Unless you are letting your brakes wear out bad enough that they eat into and gauge grooves in your rotor (or the rotor is cracked) there is no reason to replace/turn them. Here are videos with info on a bad vs good rotor:

Car: Video: How to Inspect Brake Rotors | eHow.com
Motorcycle: Video: How to Check a Motorcycle Break Rotor | eHow.com



The Only thing I would add....correct me if I am wrong but I have done it 2 ways when compressing the piston I usually loosen the master cylinder to vent the system as I compress the piston back to it position..I also usually wrap a rag around it so there is no splashing of the brake fluid as it compresses back into the system...brake fluid is known to eat paint..... or The other way to do it to make sure you don't splash brake fluid on the bike is to open the bleeder screw when compressing the piston to vent the system and then top off the brake fluid after....just my .2 cents.

Nice Write up !!
From what I read/researched, if you do this (open the system), you may need to bleed your brakes after.

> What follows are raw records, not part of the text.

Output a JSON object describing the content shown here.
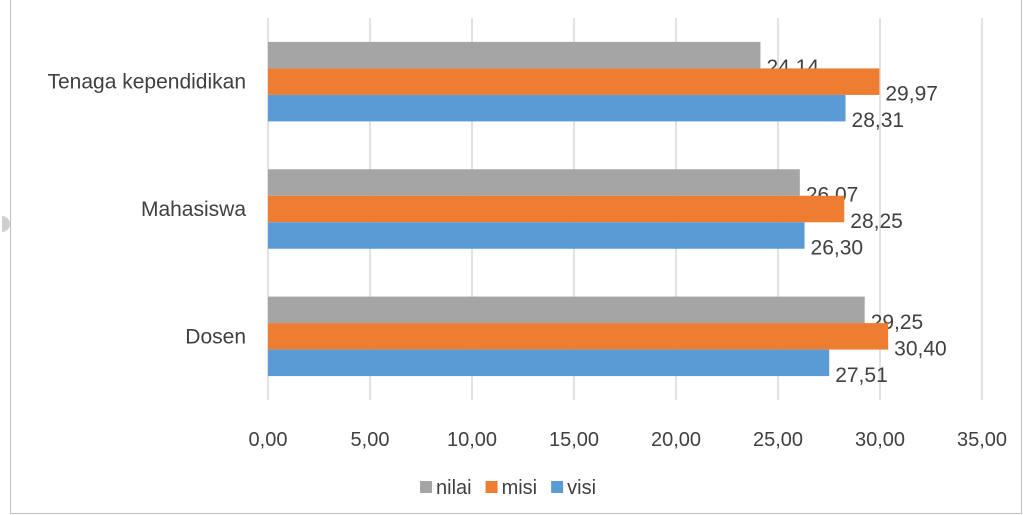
{
  "chart_data": {
    "type": "bar",
    "orientation": "horizontal",
    "categories": [
      "Dosen",
      "Mahasiswa",
      "Tenaga kependidikan"
    ],
    "series": [
      {
        "name": "visi",
        "color": "#5b9bd5",
        "values": [
          27.51,
          26.3,
          28.31
        ],
        "labels": [
          "27,51",
          "26,30",
          "28,31"
        ]
      },
      {
        "name": "misi",
        "color": "#ed7d31",
        "values": [
          30.4,
          28.25,
          29.97
        ],
        "labels": [
          "30,40",
          "28,25",
          "29,97"
        ]
      },
      {
        "name": "nilai",
        "color": "#a5a5a5",
        "values": [
          29.25,
          26.07,
          24.14
        ],
        "labels": [
          "29,25",
          "26,07",
          "24,14"
        ]
      }
    ],
    "xlim": [
      0,
      35
    ],
    "xticks": [
      0,
      5,
      10,
      15,
      20,
      25,
      30,
      35
    ],
    "xtick_labels": [
      "0,00",
      "5,00",
      "10,00",
      "15,00",
      "20,00",
      "25,00",
      "30,00",
      "35,00"
    ],
    "grid": true,
    "legend_position": "bottom",
    "legend_order": [
      "nilai",
      "misi",
      "visi"
    ]
  }
}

By opening he bleeder screw or master cylinder cap you can introduce air into the system. It doesn't hurt anything to leave the system closed, compressing the pistons is not going to introduce any greater strain of pressure than the system can take (its a closed system, what's in there has been in there and should always be there unless there is a leak or significant brake pad wear).

Disclaimer: If you do not agree or trust information on the internet, ask a professional. The strength of my knowledge is only as strong as my research material. If there is a certified mechanic in the building that would like to provide a better answer please chime in. After performing this brake job I was able to perform consecutive "stoppies" (the 1st was a mistake, the rest were kinda fun) so I trust my brake job!